To pass along the state, the template attaches state to window.__STATE__ inside a <script> tag.

Now you can read state on the client side by accessing window.__STATE__.

We also include the SSR companion assets/client.js client-side application in another script tag.

If you request the pure client version, it only puts assets/bundle.js inside the script tag.

The Client Side

The client side is pretty straightforward.

1. src/bundle.js

This is how you write the React and Redux Provider wrap. It is our pure client-side app. No tricks here.

import React from 'react';
import { render } from 'react-dom';
import { Provider } from 'react-redux';
import configureStore from './redux/configureStore';
import App from './components/app';

const store = configureStore();
render(
  <Provider store={store} > <App /> </Provider>,
  document.querySelector('#app')
);

2. src/client.js

Looks familiar?
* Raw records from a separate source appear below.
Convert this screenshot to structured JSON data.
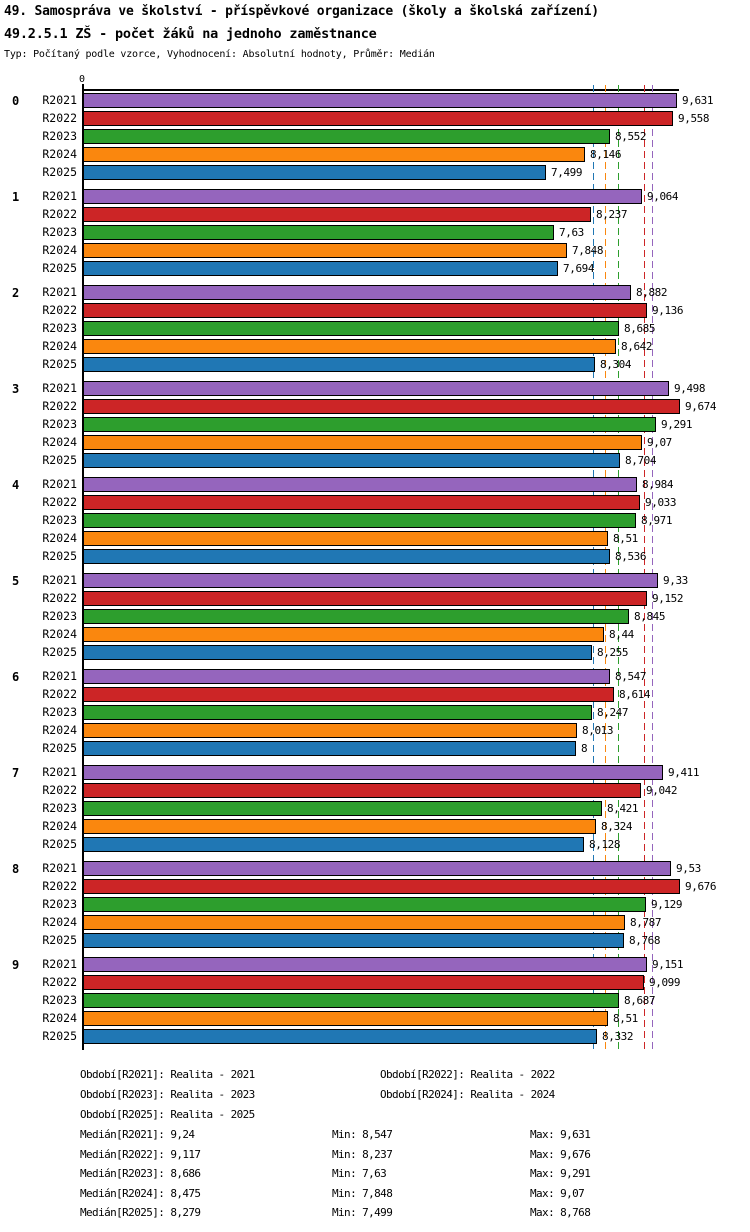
{
  "header": {
    "title": "49. Samospráva ve školství - příspěvkové organizace (školy a školská zařízení)",
    "subtitle": "49.2.5.1 ZŠ - počet žáků na jednoho zaměstnance",
    "meta": "Typ: Počítaný podle vzorce, Vyhodnocení: Absolutní hodnoty, Průměr: Medián"
  },
  "chart_data": {
    "type": "bar",
    "orientation": "horizontal",
    "x_axis": {
      "origin_label": "0",
      "max_value": 9.676,
      "grid": false
    },
    "series": [
      "R2021",
      "R2022",
      "R2023",
      "R2024",
      "R2025"
    ],
    "series_colors": {
      "R2021": "#9565bd",
      "R2022": "#cc2526",
      "R2023": "#2d9e2d",
      "R2024": "#fa870e",
      "R2025": "#2077b4"
    },
    "categories": [
      "0",
      "1",
      "2",
      "3",
      "4",
      "5",
      "6",
      "7",
      "8",
      "9"
    ],
    "groups": [
      {
        "category": "0",
        "values": [
          9.631,
          9.558,
          8.552,
          8.146,
          7.499
        ],
        "labels": [
          "9,631",
          "9,558",
          "8,552",
          "8,146",
          "7,499"
        ]
      },
      {
        "category": "1",
        "values": [
          9.064,
          8.237,
          7.63,
          7.848,
          7.694
        ],
        "labels": [
          "9,064",
          "8,237",
          "7,63",
          "7,848",
          "7,694"
        ]
      },
      {
        "category": "2",
        "values": [
          8.882,
          9.136,
          8.685,
          8.642,
          8.304
        ],
        "labels": [
          "8,882",
          "9,136",
          "8,685",
          "8,642",
          "8,304"
        ]
      },
      {
        "category": "3",
        "values": [
          9.498,
          9.674,
          9.291,
          9.07,
          8.704
        ],
        "labels": [
          "9,498",
          "9,674",
          "9,291",
          "9,07",
          "8,704"
        ]
      },
      {
        "category": "4",
        "values": [
          8.984,
          9.033,
          8.971,
          8.51,
          8.536
        ],
        "labels": [
          "8,984",
          "9,033",
          "8,971",
          "8,51",
          "8,536"
        ]
      },
      {
        "category": "5",
        "values": [
          9.33,
          9.152,
          8.845,
          8.44,
          8.255
        ],
        "labels": [
          "9,33",
          "9,152",
          "8,845",
          "8,44",
          "8,255"
        ]
      },
      {
        "category": "6",
        "values": [
          8.547,
          8.614,
          8.247,
          8.013,
          8
        ],
        "labels": [
          "8,547",
          "8,614",
          "8,247",
          "8,013",
          "8"
        ]
      },
      {
        "category": "7",
        "values": [
          9.411,
          9.042,
          8.421,
          8.324,
          8.128
        ],
        "labels": [
          "9,411",
          "9,042",
          "8,421",
          "8,324",
          "8,128"
        ]
      },
      {
        "category": "8",
        "values": [
          9.53,
          9.676,
          9.129,
          8.787,
          8.768
        ],
        "labels": [
          "9,53",
          "9,676",
          "9,129",
          "8,787",
          "8,768"
        ]
      },
      {
        "category": "9",
        "values": [
          9.151,
          9.099,
          8.687,
          8.51,
          8.332
        ],
        "labels": [
          "9,151",
          "9,099",
          "8,687",
          "8,51",
          "8,332"
        ]
      }
    ],
    "medians": [
      {
        "series": "R2021",
        "value": 9.24,
        "label": "9,24"
      },
      {
        "series": "R2022",
        "value": 9.117,
        "label": "9,117"
      },
      {
        "series": "R2023",
        "value": 8.686,
        "label": "8,686"
      },
      {
        "series": "R2024",
        "value": 8.475,
        "label": "8,475"
      },
      {
        "series": "R2025",
        "value": 8.279,
        "label": "8,279"
      }
    ]
  },
  "legend": {
    "periods": [
      "Období[R2021]: Realita - 2021",
      "Období[R2022]: Realita - 2022",
      "Období[R2023]: Realita - 2023",
      "Období[R2024]: Realita - 2024",
      "Období[R2025]: Realita - 2025"
    ],
    "stats": [
      {
        "median": "Medián[R2021]: 9,24",
        "min": "Min: 8,547",
        "max": "Max: 9,631"
      },
      {
        "median": "Medián[R2022]: 9,117",
        "min": "Min: 8,237",
        "max": "Max: 9,676"
      },
      {
        "median": "Medián[R2023]: 8,686",
        "min": "Min: 7,63",
        "max": "Max: 9,291"
      },
      {
        "median": "Medián[R2024]: 8,475",
        "min": "Min: 7,848",
        "max": "Max: 9,07"
      },
      {
        "median": "Medián[R2025]: 8,279",
        "min": "Min: 7,499",
        "max": "Max: 8,768"
      }
    ]
  }
}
Yeah, there is nothing special except window.__STATE__. All we need to do is grab the initial state from window.__STATE__ and pass it to our configureStore() function as the initial state.
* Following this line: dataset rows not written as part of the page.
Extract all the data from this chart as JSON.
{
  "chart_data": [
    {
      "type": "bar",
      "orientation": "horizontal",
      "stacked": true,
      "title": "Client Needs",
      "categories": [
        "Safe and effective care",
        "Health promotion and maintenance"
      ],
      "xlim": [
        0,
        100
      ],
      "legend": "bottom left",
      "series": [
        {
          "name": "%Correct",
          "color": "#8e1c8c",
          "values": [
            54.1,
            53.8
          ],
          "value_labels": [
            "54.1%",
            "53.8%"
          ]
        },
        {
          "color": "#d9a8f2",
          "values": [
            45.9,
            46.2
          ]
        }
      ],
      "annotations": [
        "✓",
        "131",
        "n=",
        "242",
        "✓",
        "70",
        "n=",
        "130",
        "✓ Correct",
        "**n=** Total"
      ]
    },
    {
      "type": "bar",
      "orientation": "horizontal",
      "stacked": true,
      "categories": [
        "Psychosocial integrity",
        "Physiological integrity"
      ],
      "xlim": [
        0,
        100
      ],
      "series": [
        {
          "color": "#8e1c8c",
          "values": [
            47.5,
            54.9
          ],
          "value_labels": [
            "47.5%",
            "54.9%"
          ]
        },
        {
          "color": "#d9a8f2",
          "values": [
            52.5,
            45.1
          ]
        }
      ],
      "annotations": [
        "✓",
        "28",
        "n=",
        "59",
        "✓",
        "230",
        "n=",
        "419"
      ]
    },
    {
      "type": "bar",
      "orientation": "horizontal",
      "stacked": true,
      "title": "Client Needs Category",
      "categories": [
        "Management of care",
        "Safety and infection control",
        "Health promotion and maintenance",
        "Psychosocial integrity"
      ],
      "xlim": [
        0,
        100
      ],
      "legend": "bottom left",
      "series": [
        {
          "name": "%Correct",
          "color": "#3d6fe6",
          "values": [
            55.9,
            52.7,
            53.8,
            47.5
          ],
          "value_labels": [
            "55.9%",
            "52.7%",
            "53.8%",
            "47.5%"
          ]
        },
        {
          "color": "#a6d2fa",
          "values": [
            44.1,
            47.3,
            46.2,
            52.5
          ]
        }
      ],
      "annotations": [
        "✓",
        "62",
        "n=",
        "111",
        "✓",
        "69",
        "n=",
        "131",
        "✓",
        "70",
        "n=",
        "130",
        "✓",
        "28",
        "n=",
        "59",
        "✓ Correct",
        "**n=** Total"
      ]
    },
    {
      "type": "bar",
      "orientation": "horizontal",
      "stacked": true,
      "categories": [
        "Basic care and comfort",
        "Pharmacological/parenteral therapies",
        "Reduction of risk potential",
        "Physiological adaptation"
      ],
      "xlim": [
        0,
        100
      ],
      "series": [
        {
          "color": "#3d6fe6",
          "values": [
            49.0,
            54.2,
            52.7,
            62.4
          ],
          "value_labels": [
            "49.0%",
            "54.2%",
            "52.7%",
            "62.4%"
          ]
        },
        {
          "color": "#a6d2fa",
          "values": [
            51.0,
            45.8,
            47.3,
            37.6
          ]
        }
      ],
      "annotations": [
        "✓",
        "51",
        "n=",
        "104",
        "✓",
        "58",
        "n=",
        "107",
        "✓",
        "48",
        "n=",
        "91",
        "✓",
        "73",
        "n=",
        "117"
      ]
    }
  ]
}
Let’s take a look at our new client file:

import React from 'react';
import { hydrate } from 'react-dom';
import { Provider } from 'react-redux';
import configureStore from './redux/configureStore';
import App from './components/app';

const state = window.__STATE__;
delete window.__STATE__;
const store = configureStore(state);
hydrate(
  <Provider store={store} > <App /> </Provider>,
  document.querySelector('#app')
);

Let’s review the changes:

  1. Replace render() with hydrate(). hydrate() is the same as render() but is used to hydrate elements rendered by ReactDOMServer. It ensures that the content is the same on the server and the client.
  2. Read the state from the global window object window.__STATE__. Store it in a variable and delete the window.__STATE__.
  3. Create a fresh store with state as initialState.

All done here.

Putting it all together

Index.js

This is the entry point of our application. It handles requests and templating.

It also declares an initialState variable. I have modelled it with data in the assets/data.json file. We will pass it to our ssr() function.

Note: While referencing a file that is inside src/ from a file outside src/ , use normal require() and replace src/ by views/. You know the reason (Babel compile).

Routing

  1. /: By default server-rendered homepage.
  2. /client: Pure client-side rendering example.
  3. /exit: Server stop button. Only available in development.

Build & Run

It’s time to build and run our application. We can do this with a single line of code.